La participación de Armandito Santillán fue mucho más que una actuación musical; fue una verdadera celebración de la identidad. Con el respeto y la pasión que lo caracterizan, el artista transportó al público de la capital a los caminos de Maco y Sumamao, donde cada diciembre miles de fieles rinden culto al "Santo de los jóvenes".
Entre bombos, polvareda y guarachas
El escenario de Plaza Añoranzas vibró con un despliegue que recorrió los ritmos fundamentales de nuestra tierra:
- Chacareras y EscondidosCon letras que evocan el peregrinar de los promesantes y el repique de las cajas, Armandito hizo bailar a toda la plaza, recreando ese clima de comunidad que define a la fiesta de San Esteban.
- El Ritmo del Pueblo: No faltaron las guarachas referenciales, ese pulso inconfundible que une la devoción con el baile popular y que es marca registrada de las celebraciones en el interior de Santiago.
- Mística Tradicional: La presentación incluyó alusiones a las costumbres del santo, logrando que el público se sintiera parte de esa procesión de fe que une a familias enteras desde hace generaciones.
Una voz que custodia la raíz
Para Armandito, esta presentación en los 55 años del festival representó la oportunidad de poner en lo más alto las tradiciones que a veces quedan fuera de los grandes focos.

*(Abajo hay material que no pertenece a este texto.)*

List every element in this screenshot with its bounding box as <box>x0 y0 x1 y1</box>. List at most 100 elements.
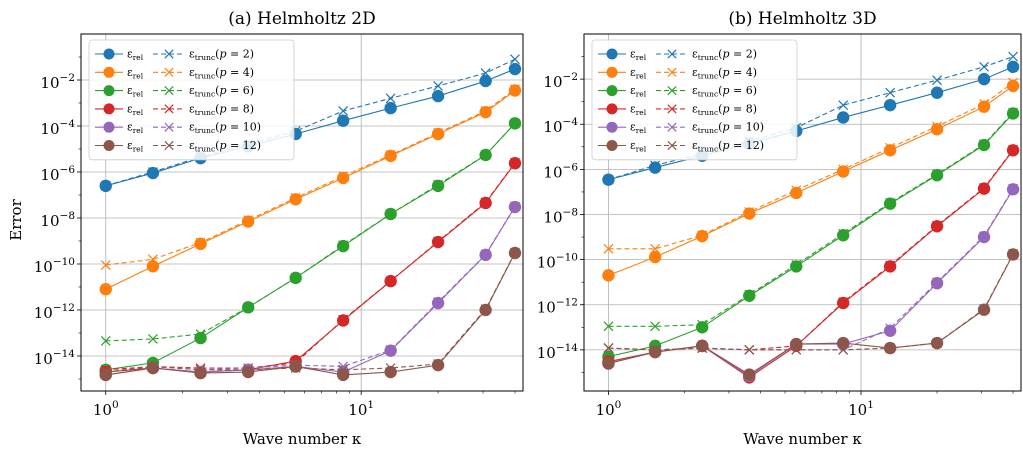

Su homenaje a San Esteban fue un recordatorio de que la música santiagueña es, ante todo, una expresión de fe y pertenencia.
"Cantarle al Santo es cantarle a nuestra gente, a sus promesas y a esa alegría que solo nosotros entendemos", se sintió decir entre acordeones y guitarras en una noche que quedará grabada en el alma de los presentes.